RDC au Conseil de sécurité : entre vision ambitieuse et contradictions internes
Ce mardi 3 juin, la République Démocratique du Congo a décroché un siège de membre non permanent au Conseil de sécurité de l’ONU pour la période 2026–2027. Ce n’est pas une première pour ce géant au cœur de l’Afrique — mais un retour stratégique, dans un contexte international tendu et dans un moment délicat pour son propre avenir. Mais au-delà, quels sont les véritables atouts dont elle dispose ? Et quelles faiblesses risquent d’en fragiliser la portée ?
Les atouts : un pays pivot, un laboratoire de la paix
La RDC a, en effet, de solides arguments à faire valoir. D’abord, sa position géographique et géopolitique : au cœur du continent, à cheval sur les grands blocs régionaux, elle est un miroir des tensions comme des espoirs africains. Son expérience, souvent douloureuse, en matière de paix, de transition post-conflit, de présence onusienne (avec la MONUC puis la MONUSCO), fait d’elle un cas d’étude à part entière. Elle est l’un des rares États à avoir vécu la guerre, l’avoir surmontée partiellement, puis replongé à nouveau dans l’instabilité.
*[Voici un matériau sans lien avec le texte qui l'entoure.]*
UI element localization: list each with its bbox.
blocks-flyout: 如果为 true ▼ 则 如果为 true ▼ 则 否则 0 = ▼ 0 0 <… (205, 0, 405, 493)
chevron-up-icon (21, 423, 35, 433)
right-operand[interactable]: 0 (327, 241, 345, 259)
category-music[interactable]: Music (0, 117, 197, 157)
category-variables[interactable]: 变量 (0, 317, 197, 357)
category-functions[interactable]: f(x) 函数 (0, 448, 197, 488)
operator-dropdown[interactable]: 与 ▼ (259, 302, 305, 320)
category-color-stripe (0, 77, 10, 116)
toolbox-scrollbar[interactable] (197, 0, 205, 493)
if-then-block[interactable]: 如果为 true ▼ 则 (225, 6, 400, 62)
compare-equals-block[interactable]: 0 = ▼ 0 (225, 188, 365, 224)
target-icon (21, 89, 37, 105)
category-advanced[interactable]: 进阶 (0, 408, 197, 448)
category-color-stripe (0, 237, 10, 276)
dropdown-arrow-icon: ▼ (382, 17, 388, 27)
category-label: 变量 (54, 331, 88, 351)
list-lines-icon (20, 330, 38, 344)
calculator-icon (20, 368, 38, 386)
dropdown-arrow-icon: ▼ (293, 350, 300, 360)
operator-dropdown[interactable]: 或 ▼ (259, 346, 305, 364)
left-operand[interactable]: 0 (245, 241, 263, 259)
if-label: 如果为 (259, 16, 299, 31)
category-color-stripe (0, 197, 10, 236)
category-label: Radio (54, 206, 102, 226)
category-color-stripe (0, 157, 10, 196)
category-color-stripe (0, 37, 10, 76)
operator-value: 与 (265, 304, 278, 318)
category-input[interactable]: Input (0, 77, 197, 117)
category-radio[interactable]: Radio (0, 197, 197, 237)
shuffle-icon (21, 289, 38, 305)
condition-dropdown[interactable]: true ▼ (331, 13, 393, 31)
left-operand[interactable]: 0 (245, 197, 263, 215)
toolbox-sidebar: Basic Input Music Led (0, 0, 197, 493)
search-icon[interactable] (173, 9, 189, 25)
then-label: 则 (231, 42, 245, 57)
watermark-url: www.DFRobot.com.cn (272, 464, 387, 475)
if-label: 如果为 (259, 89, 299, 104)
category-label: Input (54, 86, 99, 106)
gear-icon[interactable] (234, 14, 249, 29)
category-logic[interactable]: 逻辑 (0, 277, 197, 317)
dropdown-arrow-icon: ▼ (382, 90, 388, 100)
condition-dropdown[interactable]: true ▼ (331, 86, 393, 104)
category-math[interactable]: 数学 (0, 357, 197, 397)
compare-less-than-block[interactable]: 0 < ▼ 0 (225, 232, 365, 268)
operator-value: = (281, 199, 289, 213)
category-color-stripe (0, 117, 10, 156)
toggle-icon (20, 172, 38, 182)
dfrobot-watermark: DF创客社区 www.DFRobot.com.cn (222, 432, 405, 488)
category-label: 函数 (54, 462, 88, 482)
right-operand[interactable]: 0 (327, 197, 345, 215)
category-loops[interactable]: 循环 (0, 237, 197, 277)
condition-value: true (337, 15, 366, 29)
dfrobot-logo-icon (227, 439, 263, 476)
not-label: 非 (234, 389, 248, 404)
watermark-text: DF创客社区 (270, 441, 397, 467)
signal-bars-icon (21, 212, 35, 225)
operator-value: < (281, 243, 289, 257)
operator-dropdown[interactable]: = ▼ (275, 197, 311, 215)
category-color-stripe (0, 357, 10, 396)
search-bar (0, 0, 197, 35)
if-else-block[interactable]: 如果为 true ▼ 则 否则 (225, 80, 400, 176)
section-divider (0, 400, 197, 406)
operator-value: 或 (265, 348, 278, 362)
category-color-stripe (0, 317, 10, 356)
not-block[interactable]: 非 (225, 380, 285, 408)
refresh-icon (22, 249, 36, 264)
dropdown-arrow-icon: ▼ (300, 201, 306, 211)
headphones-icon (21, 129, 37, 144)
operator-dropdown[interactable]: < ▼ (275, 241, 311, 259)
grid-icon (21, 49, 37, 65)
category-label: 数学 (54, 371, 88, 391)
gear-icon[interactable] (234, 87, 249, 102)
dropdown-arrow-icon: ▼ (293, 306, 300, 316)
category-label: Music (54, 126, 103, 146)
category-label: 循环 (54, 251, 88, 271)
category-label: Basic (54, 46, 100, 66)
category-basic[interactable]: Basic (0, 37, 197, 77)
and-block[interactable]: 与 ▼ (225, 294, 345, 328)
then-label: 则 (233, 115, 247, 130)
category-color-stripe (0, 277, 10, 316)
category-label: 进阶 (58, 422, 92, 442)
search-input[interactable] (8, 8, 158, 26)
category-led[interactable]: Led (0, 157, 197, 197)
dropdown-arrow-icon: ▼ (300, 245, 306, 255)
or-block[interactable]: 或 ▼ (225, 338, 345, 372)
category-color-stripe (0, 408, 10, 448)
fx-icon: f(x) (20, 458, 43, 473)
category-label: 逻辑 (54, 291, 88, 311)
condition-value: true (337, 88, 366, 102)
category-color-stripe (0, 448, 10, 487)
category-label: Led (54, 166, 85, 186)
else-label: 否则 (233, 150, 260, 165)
Ce parcours peut nourrir une réflexion lucide sur les limites actuelles du système de sécurité international.
Sur l’environnement, la RDC peut également prétendre au titre de « pays-solution ». Le bassin du Congo, poumon de la planète, lui confère une responsabilité écologique majeure — et une légitimité certaine pour plaider en faveur d’une sécurité climatique globale, reliant la paix à la sauvegarde des écosystèmes.
Enfin, la volonté de porter la voix africaine — notamment la revendication de sièges permanents avec droit de veto pour le continent — est cohérente avec l’agenda de l’Union africaine et les aspirations à une gouvernance mondiale plus équitable.
Les faiblesses : l’image d’un État encore en crise
Mais cette ambition heurte la dure réalité congolaise. Et c’est là que le bât blesse. Comment la RDC peut-elle plaider pour la paix au niveau mondial alors que l’Est de son propre territoire est toujours à feu et à sang, livré à une centaine de groupes armés et sous menace constante d’agression, notamment du Rwanda ? Quelle légitimité morale peut-elle revendiquer sur la bonne gouvernance quand des scandales de corruption, d’achat de votes, de détournements et d’impunité éclaboussent toutes les sphères de l’État, du sommet aux provinces ?
Les récentes déclarations publiques d’acteurs politiques congolais — entre cynisme assumé (« on se partage d’abord l’argent, on réfléchit après ») et confession de pratiques clientélistes (« frais lunettes » pour lire un programme de gouvernement) — jettent un doute sur la capacité de l’État congolais à incarner un modèle.
La gouvernance des ressources naturelles, que le président Tshisekedi promet « responsable et transparente », reste minée par l’opacité, les trafics, et des contrats léonins hérités ou renouvelés. L’appel à une « traçabilité des chaînes d’approvisionnement » sonne juste, mais semble encore trop théorique au regard des pratiques en vigueur sur le terrain.
Quant à la participation des femmes et des jeunes, elle progresse, certes, dans les discours et les symboles. Mais leur inclusion réelle, substantielle, dans les processus de paix et de décision reste très inégale et parfois cosmétique.
Une opportunité à saisir avec lucidité
En définitive, ce nouveau siège pour la RDC au Conseil de sécurité de l’ONU est légitime. Le monde a besoin d’une voix africaine forte, expérimentée, capable de traduire les aspirations des pays du Sud dans les arènes où se façonnent les équilibres globaux. La RDC, avec sa géographie, son histoire, son poids démographique et environnemental, est cette voix.
Mais pour que cette voix porte, elle doit d’abord s’accorder avec elle-même. La RDC ne peut plaider pour la paix qu’en s’engageant plus résolument à désarmer les groupes qui sévissent à l’Est. Elle ne peut promouvoir la transparence mondiale que si elle s’attaque sérieusement à la corruption domestique. Elle ne peut parler au nom de l’Afrique que si elle renoue avec une diplomatie cohérente, solidaire et digne.
Ce mandat doit être plus qu’un siège : il doit être une introspection, une exigence de cohérence. Et peut-être, qui sait, un élément déclencheur de cette transformation interne. Il reste à voir si le pouvoir congolais saura être à la hauteur de ce nouveau rôle : celui de bâtisseur crédible d’une paix qui commence d’abord chez soi.